Droits fondamentaux. Handicap et accessibilité des bâtiments publics : l’État français condamné
Le Conseil d’État a condamné l’État a verser des dommages intérêt à une avocate qui, se déplaçant le plus souvent en fauteuil roulant, ne peut accéder – faute d’aménagements suffisants – à plusieurs tribunaux où elle est régulièrement appelée à travailler. Le fondement retenu par le Conseil d’État n’est pas celui d’un droit d’accès à un tribunal ou à des bâtiments publics, mais la rupture de l’égalité devant les charges publiques.
CE, Ass., 22 octobre 2010, Mme B., n° 301572
Droit social. Discrimination fondée sur l’âge en matière de licenciement : une indemnité spéciale de licenciement peut-être refusée aux salariés susceptibles de percevoir une pension de retraite ?
La directive 2000/78/CE crée un cadre général en faveur de l’égalité de traitement en matière d’emploi et de travail. L’article 1er de ce texte énonce ainsi que la directive « a pour objet d’établir un cadre général pour lutter contre la discrimination fondée sur la religion ou les convictions, [le] handicap, l’âge ou l’orientation sexuelle, en ce qui concerne l’emploi et le travail, en vue de mettre en œuvre, dans les États membres, le principe de l’égalité de traitement ».
L’interdiction d’opérer une discrimination fondée sur l’âge ne constitue toutefois pas un principe absolu au sens où il peut être concilié avec des objectifs d’intérêt général dits « légitimes ».
Aux termes du 25ème considérant de la directive :
«L’interdiction des discriminations liées à l’âge constitue un élément essentiel pour atteindre les objectifs établis par les lignes directrices sur l’emploi et encourager la diversité dans l’emploi. Néanmoins, des différences de traitement liées à l’âge peuvent être justifiées dans certaines circonstances et appellent donc des dispositions spécifiques qui peuvent varier selon la situation des États membres. Il est donc essentiel de distinguer entre les différences de traitement qui sont justifiées, notamment par des objectifs légitimes de politique de l’emploi, du marché du travail et de la formation professionnelle, et les discriminations qui doivent être interdites.»
L’article 6 de la directive, qui est intitulé «Justification des différences de traitement fondées sur l’âge» est plus précis encore :
« (…) les États membres peuvent prévoir que des différences de traitement fondées sur l’âge ne constituent pas une discrimination lorsqu’elles sont objectivement et raisonnablement justifiées, dans le cadre du droit national, par un objectif légitime, notamment par des objectifs légitimes de politique de l’emploi, du marché du travail et de la formation professionnelle, et que les moyens de réaliser cet objectif sont appropriés et nécessaires. »

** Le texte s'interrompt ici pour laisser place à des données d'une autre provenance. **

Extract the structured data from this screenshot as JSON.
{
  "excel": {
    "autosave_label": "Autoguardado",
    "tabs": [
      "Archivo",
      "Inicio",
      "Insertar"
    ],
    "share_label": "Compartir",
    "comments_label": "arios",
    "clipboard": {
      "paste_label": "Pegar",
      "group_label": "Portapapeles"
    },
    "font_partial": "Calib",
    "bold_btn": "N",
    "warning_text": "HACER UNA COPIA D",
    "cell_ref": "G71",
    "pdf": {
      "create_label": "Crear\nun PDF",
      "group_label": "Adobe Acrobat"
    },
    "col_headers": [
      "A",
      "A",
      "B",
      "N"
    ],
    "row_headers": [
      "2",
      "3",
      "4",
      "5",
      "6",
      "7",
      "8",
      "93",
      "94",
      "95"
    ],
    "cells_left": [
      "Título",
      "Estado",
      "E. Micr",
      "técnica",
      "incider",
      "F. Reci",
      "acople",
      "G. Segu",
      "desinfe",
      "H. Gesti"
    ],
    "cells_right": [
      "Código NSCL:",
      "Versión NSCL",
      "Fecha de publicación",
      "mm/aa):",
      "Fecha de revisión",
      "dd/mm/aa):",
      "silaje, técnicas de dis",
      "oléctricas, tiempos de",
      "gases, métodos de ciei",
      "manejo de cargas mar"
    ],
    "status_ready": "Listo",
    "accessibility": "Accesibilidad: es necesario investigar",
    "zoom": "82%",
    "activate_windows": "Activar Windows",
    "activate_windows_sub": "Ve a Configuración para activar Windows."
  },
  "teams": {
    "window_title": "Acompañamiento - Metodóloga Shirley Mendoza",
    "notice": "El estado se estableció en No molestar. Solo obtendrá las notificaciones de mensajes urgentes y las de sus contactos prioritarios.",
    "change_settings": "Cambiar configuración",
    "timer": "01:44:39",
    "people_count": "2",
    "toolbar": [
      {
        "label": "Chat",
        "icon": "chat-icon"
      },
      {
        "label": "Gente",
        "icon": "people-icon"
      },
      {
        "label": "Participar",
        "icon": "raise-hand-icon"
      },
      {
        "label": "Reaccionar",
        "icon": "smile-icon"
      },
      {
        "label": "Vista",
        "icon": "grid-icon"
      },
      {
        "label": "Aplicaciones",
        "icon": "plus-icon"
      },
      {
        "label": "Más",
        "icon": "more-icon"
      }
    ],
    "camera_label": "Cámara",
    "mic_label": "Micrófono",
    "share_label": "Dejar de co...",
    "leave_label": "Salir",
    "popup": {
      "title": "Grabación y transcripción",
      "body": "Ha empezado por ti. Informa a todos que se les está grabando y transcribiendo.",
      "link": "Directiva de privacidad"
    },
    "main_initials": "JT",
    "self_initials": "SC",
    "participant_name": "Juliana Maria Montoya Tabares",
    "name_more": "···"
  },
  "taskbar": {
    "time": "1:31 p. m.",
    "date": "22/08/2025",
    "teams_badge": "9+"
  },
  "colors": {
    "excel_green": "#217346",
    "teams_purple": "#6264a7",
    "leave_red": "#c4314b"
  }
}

La législation danoise prévoit une indemnité de licenciement spéciale pour les salariés possédant une ancienneté importante dans leur emploi. Cette indemnité est destinée à venir en aide à des salariés qui, en raison de leur âge notamment, rencontrent des difficultés importantes pour retrouver un emploi après leur licenciement. Toutefois, la législation danoise prévoit également que cette indemnité n’est pas versée lorsque le salarié va toucher, au moment de son départ départ, une pension de retraite d’un certain montant. Cette exclusion est justifiée par le souci de ne pas attribuer une pension spécialement destinée à aider les salariés licenciés à retrouver un emploi à des personnes qui, prenant leur retraite, ne comptent pas reprendre d’activité professionnelle.
Saisie d’une question préjudicielle, la Cour de justice de l’Union européenne (CJUE) devait donc déterminer si une telle réglementation est ou non conforme aux dispositions précitées de la directive.
Il lui fallait pour cela tout d’abord constater que la réglementation litigieuse instaure une discrimination fondée sur l’âge.
Aussi a-t-elle commencé par constater que cette réglementation « a pour effet de priver du droit à l’indemnité spéciale de licenciement certains travailleurs et ce au seul motif qu’ils peuvent bénéficier, à la date de leur licenciement, d’une pension de vieillesse ». Tandis que « l’admission au bénéfice d’une pension de vieillesse est soumise à une condition d’âge minimal ». La CJUE en tire donc la conséquence que la loi danoise en cause se fonde bel et bien sur « un critère qui est indissociablement lié à l’âge des salariés ».
Ensuite, la CJUE devait déterminer si cette différence de traitement fondée sur l’âge était justifiée par l’article 6 précité – qui autorise que des dérogations soient apportées au principe d’égalité.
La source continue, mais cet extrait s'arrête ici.